Lane's previous book, Ravished by Beauty, tells the story of how the Reformed faith is deeply connected to natural beauty. I had not anticipated a sequel this much since the release of High School Musical 2. Backpacking with the Saints is different from Ravished by Beauty (and, for that matter, from High School Musical). It is more personal, more instructive, as befits the sharing of a lifetime of journeys and a lifetime of devotional reading. Lane describes himself as "a recovering scholar" with "an ugly habit of reading and writing to impress others." In other words, he is just like nearly everyone who reads or writes for Books & Culture, not to mention thousands of other academic journals and scholarly monographs. He knows his audience.

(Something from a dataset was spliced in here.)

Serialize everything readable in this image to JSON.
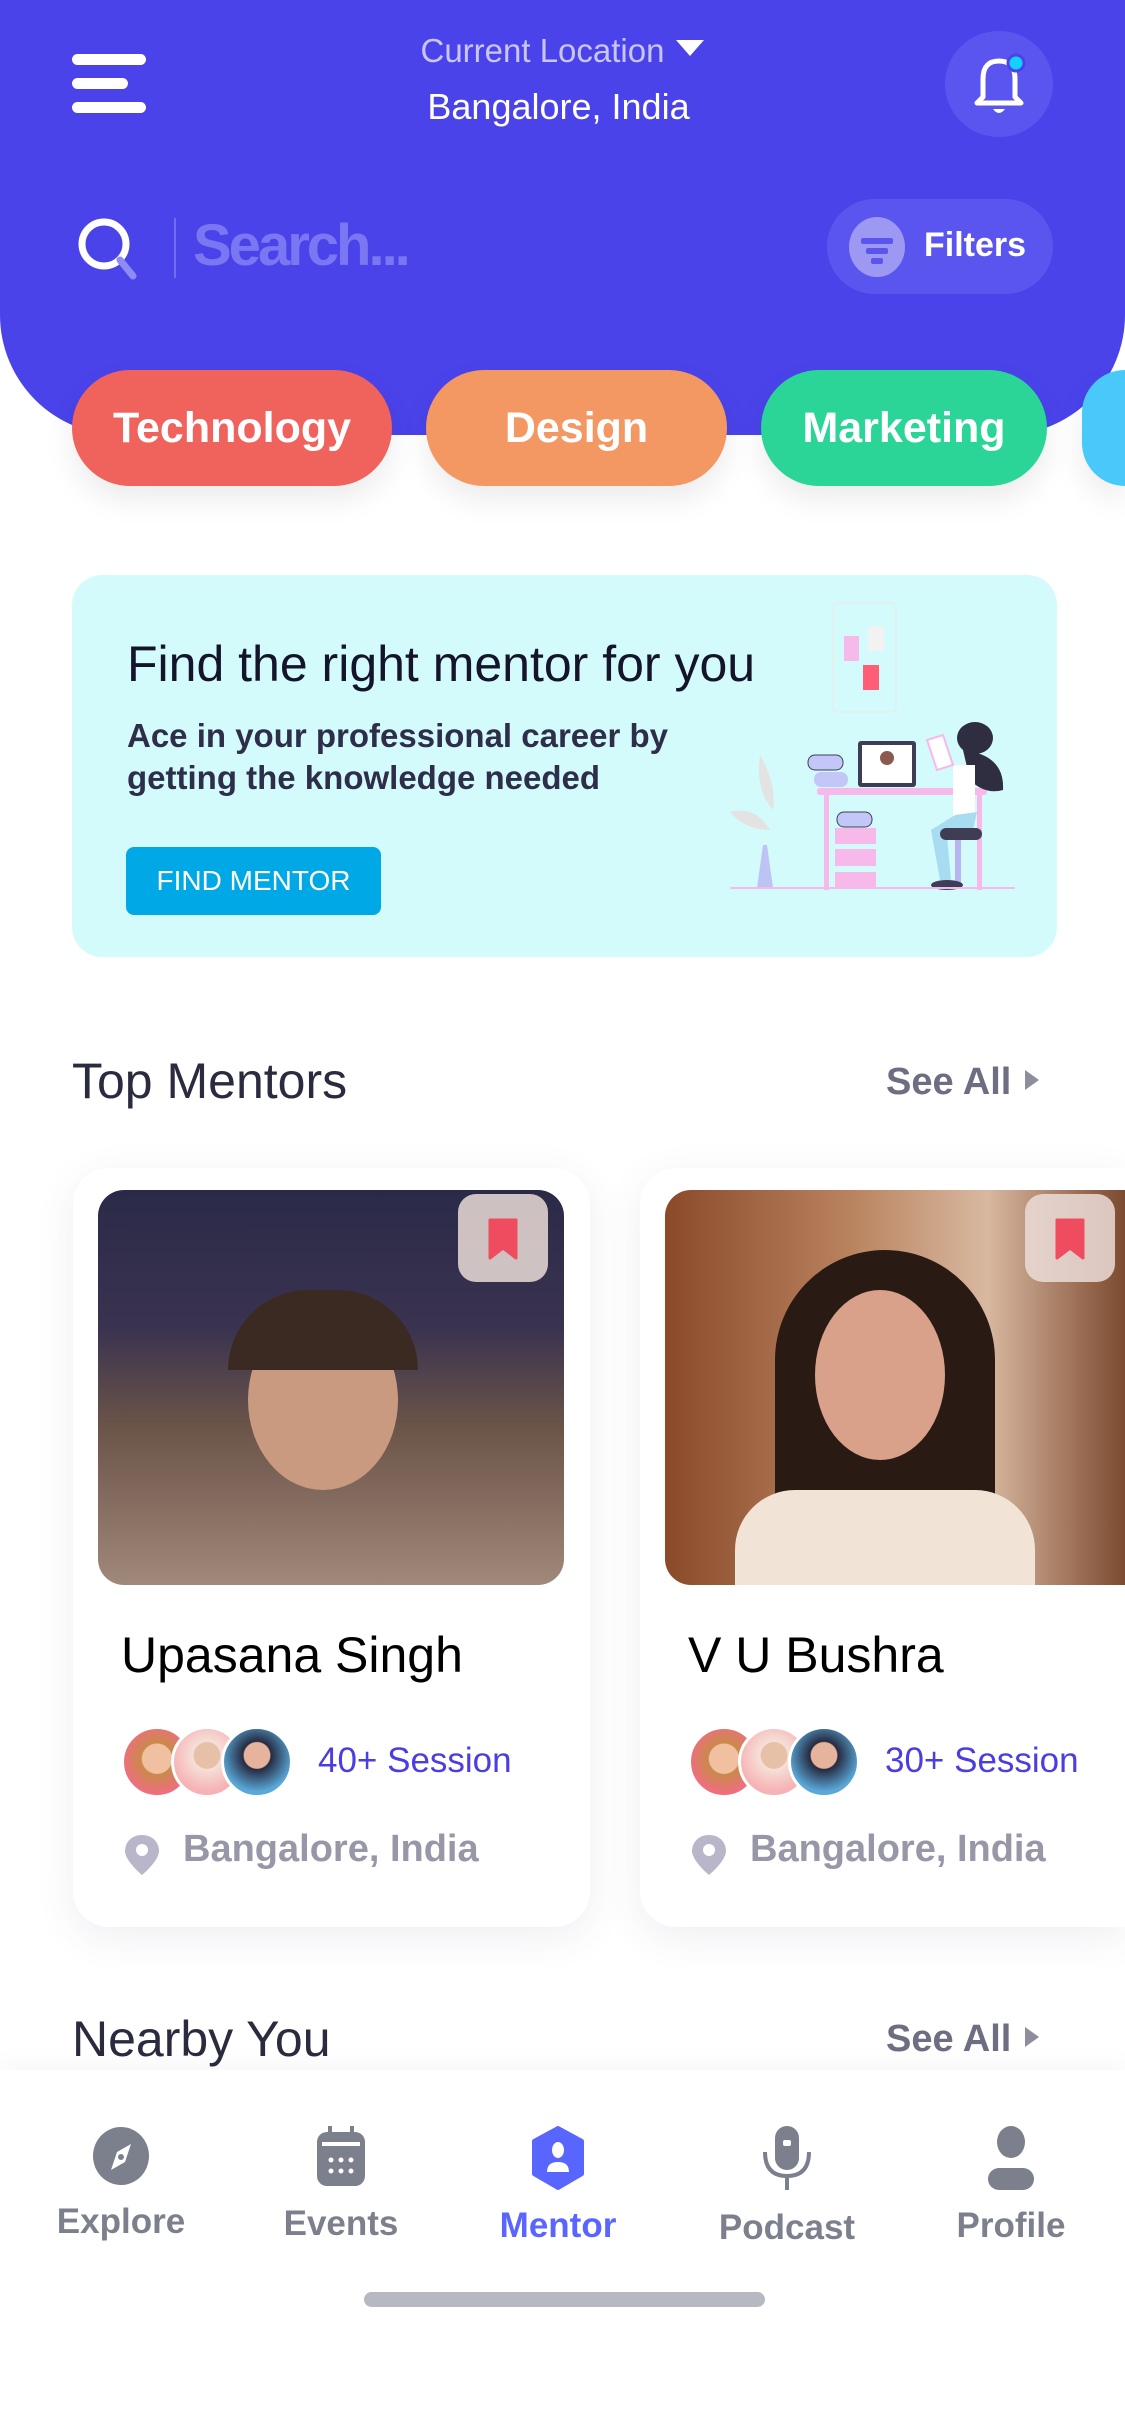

Lane is now retired from Saint Louis University after an illustrious career. I'll look for him if I have the opportunity to visit his beloved Missouri wilderness lands, or if I overcome my fear and journey into the Maze. And I hope he'll look for me if he ever finds himself wandering along a snowy trail in Washington.
John Copeland Nagle is John N. Matthews Professor at the Law School of the University of Notre Dame. He is writing books about the scenic value of national parks and about the relationship between humility, Christian teaching, and environmental law.